A global Arms Trade Treaty: a marathon not a sprint
Anna Macdonald Head of Arms Control
13th Aug 2012
The fight for an Arms Trade Treaty has been a marathon - not a sprint. Here, Oxfam's Head of Arms Control Anna Macdonald sets out why she believes it's worth staying the course.
The world has come within a hair's breadth of agreeing a global Arms Trade Treaty. This would have been a huge step in the right direction for preventing genocide and human rights abuses by bringing the arms trade under control - and given the shocking atrocities unraveling in Syria each day, it's definitely long overdue.
But on the last day of month-long negotiations at the UN, with agreement seemingly about to be reached, the United States blocked the treaty, saying it needed more time to consider it. A final text had to be adopted on 'the basis of consensus', a procedural rule insisted on by the US itself, and which effectively gave each country a veto. It was an anti-climax to a month of
negotiations that had showed such promise. Frustration among supporter states quickly turned into determination, and a group statement from 90 states was read out by Mexico as the conference closed, laying down clearly that they will continue to work for a strong ATT as soon as possible.
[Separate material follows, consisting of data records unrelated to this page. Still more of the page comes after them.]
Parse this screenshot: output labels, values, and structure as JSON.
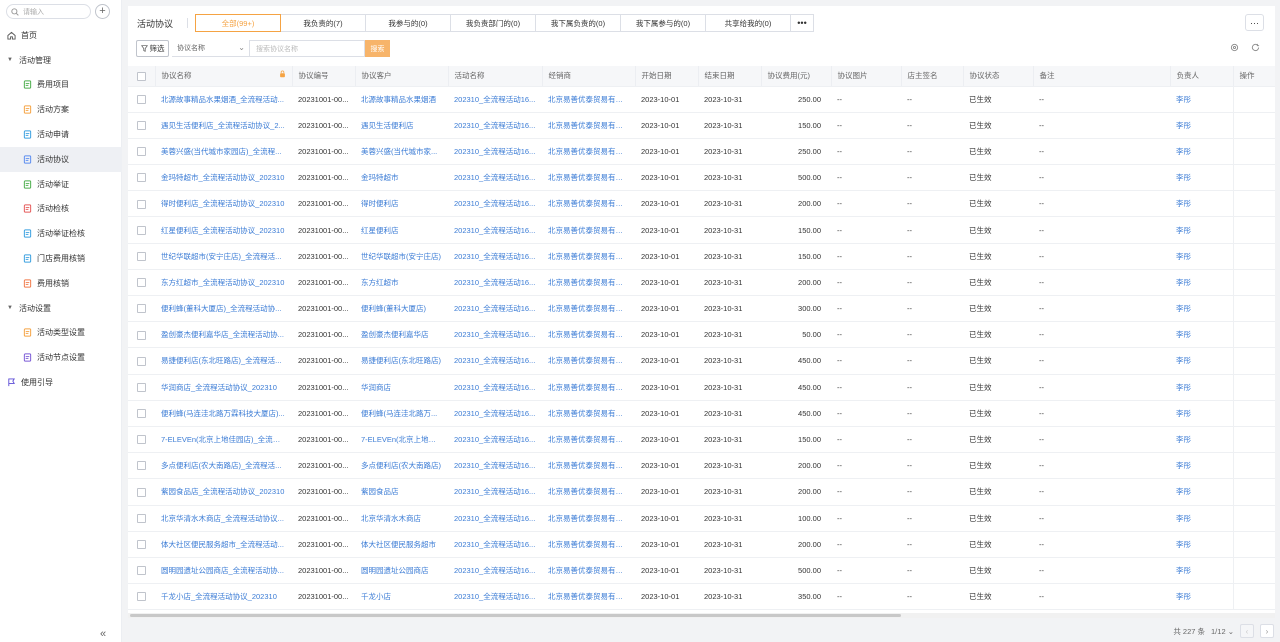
{
  "sidebar": {
    "search_placeholder": "请输入",
    "add_label": "+",
    "items": [
      {
        "label": "首页",
        "type": "top",
        "icon": "home-icon"
      },
      {
        "label": "活动管理",
        "type": "group",
        "icon": "caret-down-icon"
      },
      {
        "label": "费用项目",
        "type": "child",
        "icon": "coin-icon",
        "color": "#4cae4c"
      },
      {
        "label": "活动方案",
        "type": "child",
        "icon": "plan-icon",
        "color": "#f5a343"
      },
      {
        "label": "活动申请",
        "type": "child",
        "icon": "apply-icon",
        "color": "#3aa0e0"
      },
      {
        "label": "活动协议",
        "type": "child",
        "icon": "agreement-icon",
        "color": "#5b8def",
        "active": true
      },
      {
        "label": "活动举证",
        "type": "child",
        "icon": "evidence-icon",
        "color": "#4cae4c"
      },
      {
        "label": "活动检核",
        "type": "child",
        "icon": "check-icon",
        "color": "#e55a5a"
      },
      {
        "label": "活动举证检核",
        "type": "child",
        "icon": "evidence-check-icon",
        "color": "#3aa0e0"
      },
      {
        "label": "门店费用核销",
        "type": "child",
        "icon": "store-icon",
        "color": "#3aa0e0"
      },
      {
        "label": "费用核销",
        "type": "child",
        "icon": "writeoff-icon",
        "color": "#f07a4a"
      },
      {
        "label": "活动设置",
        "type": "group",
        "icon": "caret-down-icon"
      },
      {
        "label": "活动类型设置",
        "type": "child",
        "icon": "type-setting-icon",
        "color": "#f5a343"
      },
      {
        "label": "活动节点设置",
        "type": "child",
        "icon": "node-setting-icon",
        "color": "#7b5bd6"
      },
      {
        "label": "使用引导",
        "type": "top",
        "icon": "flag-icon"
      }
    ],
    "collapse_label": "«"
  },
  "header": {
    "title": "活动协议",
    "tabs": [
      "全部(99+)",
      "我负责的(7)",
      "我参与的(0)",
      "我负责部门的(0)",
      "我下属负责的(0)",
      "我下属参与的(0)",
      "共享给我的(0)"
    ],
    "tab_more": "•••",
    "more_btn": "···"
  },
  "filter": {
    "filter_label": "筛选",
    "field": "协议名称",
    "search_placeholder": "搜索协议名称",
    "search_button": "搜索"
  },
  "table": {
    "columns": [
      "协议名称",
      "协议编号",
      "协议客户",
      "活动名称",
      "经销商",
      "开始日期",
      "结束日期",
      "协议费用(元)",
      "协议图片",
      "店主签名",
      "协议状态",
      "备注",
      "负责人",
      "操作"
    ],
    "rows": [
      [
        "北源故事精品水果烟酒_全流程活动...",
        "20231001-00...",
        "北源故事精品水果烟酒",
        "202310_全流程活动16...",
        "北京易善优泰贸易有限...",
        "2023-10-01",
        "2023-10-31",
        "250.00",
        "--",
        "--",
        "已生效",
        "--",
        "李彤"
      ],
      [
        "遇见生活便利店_全流程活动协议_2...",
        "20231001-00...",
        "遇见生活便利店",
        "202310_全流程活动16...",
        "北京易善优泰贸易有限...",
        "2023-10-01",
        "2023-10-31",
        "150.00",
        "--",
        "--",
        "已生效",
        "--",
        "李彤"
      ],
      [
        "美蓉兴盛(当代城市家园店)_全流程...",
        "20231001-00...",
        "美蓉兴盛(当代城市家...",
        "202310_全流程活动16...",
        "北京易善优泰贸易有限...",
        "2023-10-01",
        "2023-10-31",
        "250.00",
        "--",
        "--",
        "已生效",
        "--",
        "李彤"
      ],
      [
        "金玛特超市_全流程活动协议_202310",
        "20231001-00...",
        "金玛特超市",
        "202310_全流程活动16...",
        "北京易善优泰贸易有限...",
        "2023-10-01",
        "2023-10-31",
        "500.00",
        "--",
        "--",
        "已生效",
        "--",
        "李彤"
      ],
      [
        "得时便利店_全流程活动协议_202310",
        "20231001-00...",
        "得时便利店",
        "202310_全流程活动16...",
        "北京易善优泰贸易有限...",
        "2023-10-01",
        "2023-10-31",
        "200.00",
        "--",
        "--",
        "已生效",
        "--",
        "李彤"
      ],
      [
        "红星便利店_全流程活动协议_202310",
        "20231001-00...",
        "红星便利店",
        "202310_全流程活动16...",
        "北京易善优泰贸易有限...",
        "2023-10-01",
        "2023-10-31",
        "150.00",
        "--",
        "--",
        "已生效",
        "--",
        "李彤"
      ],
      [
        "世纪华联超市(安宁庄店)_全流程活...",
        "20231001-00...",
        "世纪华联超市(安宁庄店)",
        "202310_全流程活动16...",
        "北京易善优泰贸易有限...",
        "2023-10-01",
        "2023-10-31",
        "150.00",
        "--",
        "--",
        "已生效",
        "--",
        "李彤"
      ],
      [
        "东方红超市_全流程活动协议_202310",
        "20231001-00...",
        "东方红超市",
        "202310_全流程活动16...",
        "北京易善优泰贸易有限...",
        "2023-10-01",
        "2023-10-31",
        "200.00",
        "--",
        "--",
        "已生效",
        "--",
        "李彤"
      ],
      [
        "便利蜂(董科大厦店)_全流程活动协...",
        "20231001-00...",
        "便利蜂(董科大厦店)",
        "202310_全流程活动16...",
        "北京易善优泰贸易有限...",
        "2023-10-01",
        "2023-10-31",
        "300.00",
        "--",
        "--",
        "已生效",
        "--",
        "李彤"
      ],
      [
        "盈创豪杰便利嘉华店_全流程活动协...",
        "20231001-00...",
        "盈创豪杰便利嘉华店",
        "202310_全流程活动16...",
        "北京易善优泰贸易有限...",
        "2023-10-01",
        "2023-10-31",
        "50.00",
        "--",
        "--",
        "已生效",
        "--",
        "李彤"
      ],
      [
        "易捷便利店(东北旺路店)_全流程活...",
        "20231001-00...",
        "易捷便利店(东北旺路店)",
        "202310_全流程活动16...",
        "北京易善优泰贸易有限...",
        "2023-10-01",
        "2023-10-31",
        "450.00",
        "--",
        "--",
        "已生效",
        "--",
        "李彤"
      ],
      [
        "华润商店_全流程活动协议_202310",
        "20231001-00...",
        "华润商店",
        "202310_全流程活动16...",
        "北京易善优泰贸易有限...",
        "2023-10-01",
        "2023-10-31",
        "450.00",
        "--",
        "--",
        "已生效",
        "--",
        "李彤"
      ],
      [
        "便利蜂(马连洼北路万霖科技大厦店)...",
        "20231001-00...",
        "便利蜂(马连洼北路万...",
        "202310_全流程活动16...",
        "北京易善优泰贸易有限...",
        "2023-10-01",
        "2023-10-31",
        "450.00",
        "--",
        "--",
        "已生效",
        "--",
        "李彤"
      ],
      [
        "7-ELEVEn(北京上地佳园店)_全流程...",
        "20231001-00...",
        "7-ELEVEn(北京上地佳...",
        "202310_全流程活动16...",
        "北京易善优泰贸易有限...",
        "2023-10-01",
        "2023-10-31",
        "150.00",
        "--",
        "--",
        "已生效",
        "--",
        "李彤"
      ],
      [
        "多点便利店(农大南路店)_全流程活...",
        "20231001-00...",
        "多点便利店(农大南路店)",
        "202310_全流程活动16...",
        "北京易善优泰贸易有限...",
        "2023-10-01",
        "2023-10-31",
        "200.00",
        "--",
        "--",
        "已生效",
        "--",
        "李彤"
      ],
      [
        "紫园食品店_全流程活动协议_202310",
        "20231001-00...",
        "紫园食品店",
        "202310_全流程活动16...",
        "北京易善优泰贸易有限...",
        "2023-10-01",
        "2023-10-31",
        "200.00",
        "--",
        "--",
        "已生效",
        "--",
        "李彤"
      ],
      [
        "北京华清水木商店_全流程活动协议...",
        "20231001-00...",
        "北京华清水木商店",
        "202310_全流程活动16...",
        "北京易善优泰贸易有限...",
        "2023-10-01",
        "2023-10-31",
        "100.00",
        "--",
        "--",
        "已生效",
        "--",
        "李彤"
      ],
      [
        "体大社区便民服务超市_全流程活动...",
        "20231001-00...",
        "体大社区便民服务超市",
        "202310_全流程活动16...",
        "北京易善优泰贸易有限...",
        "2023-10-01",
        "2023-10-31",
        "200.00",
        "--",
        "--",
        "已生效",
        "--",
        "李彤"
      ],
      [
        "圆明园遗址公园商店_全流程活动协...",
        "20231001-00...",
        "圆明园遗址公园商店",
        "202310_全流程活动16...",
        "北京易善优泰贸易有限...",
        "2023-10-01",
        "2023-10-31",
        "500.00",
        "--",
        "--",
        "已生效",
        "--",
        "李彤"
      ],
      [
        "千龙小店_全流程活动协议_202310",
        "20231001-00...",
        "千龙小店",
        "202310_全流程活动16...",
        "北京易善优泰贸易有限...",
        "2023-10-01",
        "2023-10-31",
        "350.00",
        "--",
        "--",
        "已生效",
        "--",
        "李彤"
      ]
    ]
  },
  "pagination": {
    "total": "共 227 条",
    "page": "1/12",
    "prev": "‹",
    "next": "›"
  },
  "colors": {
    "accent": "#f5a343",
    "link": "#3a7bd5"
  }
}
The battle for an ATT has been a marathon. A decade ago when we launched the Control Arms campaign, the Arms Trade Treaty was dismissed by many governments as an idealistic fantasy. Activists around the world refused to give up, eventually the governments started listening - and have now spent a month discussing in detail every aspect of how to make the treaty a reality.
Negotiations may have ended in a lack of consensus this time, but the fight is by no means over. Our hopes are now pinned on the UN General Assembly, which opens in late September. The General Assembly works on the basis of majority voting, not consensus so it is entirely feasible for an improved Treaty text to now be tabled and voted on.
The draft treaty text provides a basis for states to now build on, and which will enable the arms trade to brought under control . Work needs to be done to improve the text as there are still several loopholes - almost all there at the insistence of the US - which must be removed; but it remains a significant achievement. Indeed, there is much in the text which we can be proud of, including the centrality of strong criteria around international humanitarian and human rights law, as well as sustainable development, anti-corruption measures and gender-based violence.
Conventional weapons, their parts and components and ammunition are also in there.
It was positive to see the UK government stating their determination to see an ATT achieved in an open letter to the Control Arms coalition on Friday, but they were disappointingly non-committal, both about the need to strengthen the text, and the specifics of the UN First Committee where a resolution will be tabled. The next stage MUST be with an improved text, not the loopholes that currently exist.
Now that the next phase is not bound by consensus, the UK and other treaty supporters should be immediately pushing for the strongest possible text, not compromising with loopholes imposed by the very state which scuppered the July negotiations. Among key changes needed in the draft, ammunition, the fuel of conflict, must be subject to the same controls as other arms; annual reporting by states must be public, not secret; and a current clause allowing "existing defence cooperation" contracts to continue needs to be removed.
Strong treaties set international standards, and affect the behavior of all states, not just signatories. Strong treaties gain new members as well over the years. Weak treaties are…..weak treaties, and are rarely strengthened.
I have been fighting to help make an Arms Trade Treaty a reality for nearly a decade. For me, the reason why this all matters comes back to Julius Arile, a young man from Kenya, who has been both a perpetrator and a victim of armed violence. He now uses his experience to campaign for peace, and to persuade other young people to put down their guns. Julius got involved in armed violence as a young man. His brother had just been shot in dead in a cattle raid on his village and so he picked up a gun and joined other young men in
retaliatory raids. After his best friend died next to him, he put down his gun, and started to run instead. He discovered a new skill, and a new life opened up for him as a professional runner.
Earlier this summer, I spent a week in Kenya with Julius. I travelled to his home village in West Pokot, in the north-west, and met with many survivors of armed violence. Their stories of armed cattle raiding, of children being caught in the crossfire, and of families being destroyed were heartbreaking. Their appeal to the world to stop the flood of weapons into their communities was equally strong. None of the weapons killing these people's families were made in Africa - yet it is African lives they have destroyed.
As a marathon runner Julius knows all about pacing, about stamina and above all determination; all those working for an ATT will need to dig deep and find those skills now. That said, there is no doubt in my mind that we will see an Arms Trade Treaty achieved. We will need to work to get there. The text needs to be strengthened, supporter states need to regroup and campaigners must keep up the pressure in capitals around the world. But global change can - and does - happen. It is not a sprint, it takes a long time. But with persistence, drive and downright tenacity, we
will get there. It is too important not to. With momentum growing for an autumn agreement, the UK government will need to choose if they stay as a race leader or get left behind.